I really love this plum upside down cake served with crème fraîche or Greek yoghurt, but vanilla ice cream or whipped cream would go equally well.
Ingredients Of Damson plum upside-down cake
- 140g of unsalted butter, at room temperature
- 150g of light brown sugar
- 15 plum , halved and destoned
- blueberries or blackberries
- 125g of self-raising flour
- 40g of groung almonds
- 2 tsp baking powder
- 1/2 tsp ground cinnamon
- 1/4 tsp salt
- 85g of caster sugar
- 2 large eggs
- 1/2 tsp vanilla extract
- 1/4 tsp almond extract
- 120g of milk
- crème fraîche, whipped cream or ice cream, to serve
Also Read: Gluten-free lemon drizzle cake
Method Of Damson plum upside-down cake
1. Preheat the oven to 180 ° C.
2. Place 55 g of butter in a frying pan or a 23 cm baking pan.

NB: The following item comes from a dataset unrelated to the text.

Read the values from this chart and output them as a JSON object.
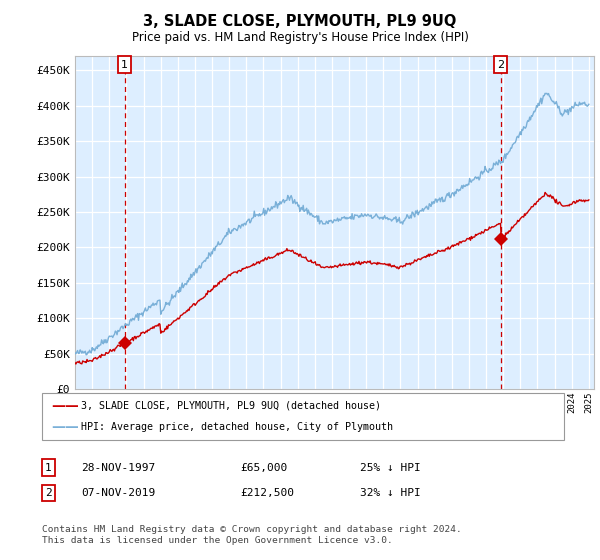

3. Place the pan in the oven and let stand until the butter has melted. Remove the pan and swirl the butter so that it is evenly distributed. Sprinkle over the brown sugar and place the plums on the sugar in a single airtight layer, skin side up. If desired, fill in the gaps with blackberries or blueberries.
4. Now prepare the dough. Combine flour, baking powder, cinnamon and salt in a medium bowl. Beat the remaining butter in a large bowl with an electric mixer until light, then add the sugar and beat until creamy. Add the eggs, beat until light and fluffy, then add the vanilla and almond extract.
5. Add the remaining milk and dry ingredients to the mixture and mix with a spatula until well blended. Distribute the dough evenly over the plums. Bake until golden brown and a toothpick or knife inserted in the center of the cake comes out clean (this will take about 50 to 60 minutes). Transfer to a wire rack and let cool in the pan for at least 30 minutes
6. Using a knife, cut the sides of the pan to loosen the cake. Place a plate on top of the cake pan and then invert the cake. Let it sit with the pan again for 5 minutes, then gently lift the pan. Serve the hot cake with whipped cream.